Illness forces Paterno to leave field twice

9/24/2006
BY MATT MARKEY
BLADE SPORTS WRITER

COLUMBUS - Penn State coach Joe Paterno, who will be 80 years old in December, twice had to leave his team's game with top-ranked Ohio State yesterday due to illness.

Paterno, battling the flu, was not on the sideline during several critical junctures, turning over the reins on the field to defensive coordinator Tom Bradley.

Paterno went off the field in full stride in the first half, jogging down the Penn State sideline and cutting across the end zone on his way to the Nittany Lions locker room, which was up the ramp on the opposite side of the field. He returned with his team following halftime, then left a second time before returning in the fourth quarter for the completion of the game, which Penn State lost by a 28-6 score after leading 3-0 at the half.
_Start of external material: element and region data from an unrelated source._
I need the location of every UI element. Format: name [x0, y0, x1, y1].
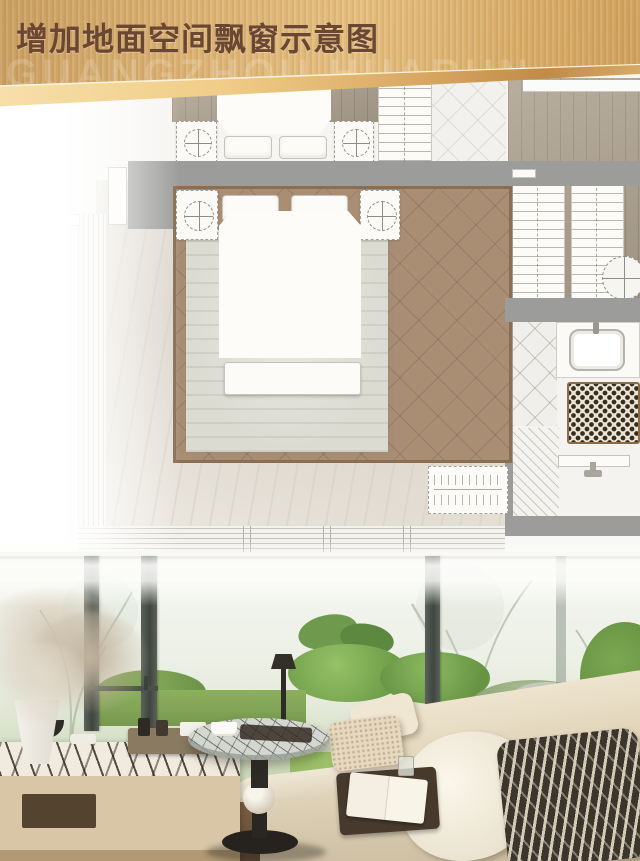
upper-pillow — [224, 136, 272, 159]
upper-nightstand — [334, 121, 374, 163]
convector-fins — [434, 495, 502, 505]
cushion-zebra — [496, 727, 640, 861]
cabinet-plinth — [0, 850, 240, 861]
round-stool — [602, 256, 640, 300]
upper-nightstand — [176, 121, 217, 163]
wardrobe-column — [512, 180, 565, 300]
lamp-pole — [281, 668, 286, 724]
wall — [505, 298, 640, 322]
bed-bench — [224, 362, 361, 395]
door-leaf — [512, 169, 536, 178]
nightstand — [176, 190, 218, 240]
convector-unit — [428, 466, 508, 514]
bedside-lamp-icon — [184, 201, 214, 231]
door-handle-icon — [590, 462, 596, 471]
main-bed — [219, 211, 361, 358]
door-swing-hatch — [513, 428, 559, 522]
convector-line — [434, 489, 502, 490]
bottle — [138, 718, 150, 736]
sink — [569, 329, 625, 371]
glass-cup — [398, 756, 414, 776]
plan-left-fade — [0, 60, 180, 585]
teacup — [211, 722, 237, 734]
bottle — [156, 720, 168, 736]
wall — [128, 161, 640, 186]
plan-photo-fade — [0, 540, 640, 606]
wall — [505, 516, 640, 536]
cushion-textured — [327, 714, 405, 772]
upper-pillow — [279, 136, 327, 159]
mosaic-mat — [567, 382, 640, 444]
bathroom-tile — [513, 322, 557, 426]
top-right-sill — [523, 80, 640, 92]
door-handle-icon — [584, 470, 602, 477]
cabinet-shelf-notch — [22, 794, 96, 828]
faucet — [593, 322, 599, 334]
convector-fins — [434, 475, 502, 485]
small-dish — [70, 734, 96, 744]
nightstand — [360, 190, 400, 240]
bedside-lamp-icon — [342, 129, 370, 157]
table-stem — [252, 812, 267, 838]
upper-wardrobe — [378, 84, 432, 164]
bedside-lamp-icon — [367, 201, 397, 231]
page-title: 增加地面空间飘窗示意图 — [16, 14, 379, 60]
bedside-lamp-icon — [184, 129, 212, 157]
open-book — [346, 772, 428, 824]
promo-image: GUANGZHOU HUARUN 增加地面空间飘窗示意图 — [0, 0, 640, 861]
Paterno said it was the first time in his six decades as a player and a coach that he was forced to leave the field because he was sick.

"I've never walked off the field early," Paterno said. "I had some kind of a bug during the week, but I'm the kind of guy who doesn't like to take pills or see a doctor. I thought I'd be fine."

His first exit came midway through the second quarter with the Nittany Lions looking at a fourth down from their 6-yard-line. Paterno was animated and vocal as he led his team back out on the field after halftime.

But he was forced to return to the locker room before Penn State kicked off to the Buckeyes. He then returned before the start of the fourth quarter, with his team trailing 7-3.

Ohio State scored on a long pass play and two interception returns for touchdowns to win the game. Ohio State coach Jim Tressel said after the game that he was unaware of Paterno's situation.

"I didn't know about it," Tressel said. "I talked to him before the game, and then after the game, but I never saw him in between. Is he OK?"

Paterno, in his 57th year on the Penn State staff and in his 41st season as head coach, is 356-118-3 with the Nittany Lions.

Penn State defensive tackle Ed Johnson said Paterno's departures did not impact the outcome of yesterday's game, a meeting of the Big Ten Conference co-champions from 2005.

"I saw him leave," Johnson said. "I just thought he had to use the bathroom, but it didn't affect the game."

EMOTIONAL COLLABORATION: A reunion of two players took place at halftime of yesterday's game - a pair that had never met before this weekend, but had been connected for some time. They had shared the worst side of playing football.

Ohio State walk-on Tyson Gentry, who is confined to a wheelchair after suffering a spinal cord injury this spring, and former Penn State defensive back Adam Taliaferro, who had a severe neck injury in a game at Ohio Stadium in 2000, had been communicating from a distance for several months.

"It was good to finally meet him and see how strong he is," Taliaferro said.

Taliaferro walked onto the field at halftime, while Gentry, a former punter and receiver, was in a wheelchair.

"I told him his injury is now in the past and that he can do it, he can come back. But he's got to be patient."

Gentry, the Sandusky native who was fulfilling his dream of being a Buckeye, has had vertebrae on either side of the broken one fused to stabilize his neck.

"This means a lot to me," said Gentry, who has returned to classes at Ohio State while continuing his rehabilitation. "Being out on the field and having Adam here means so much, after what I've been through."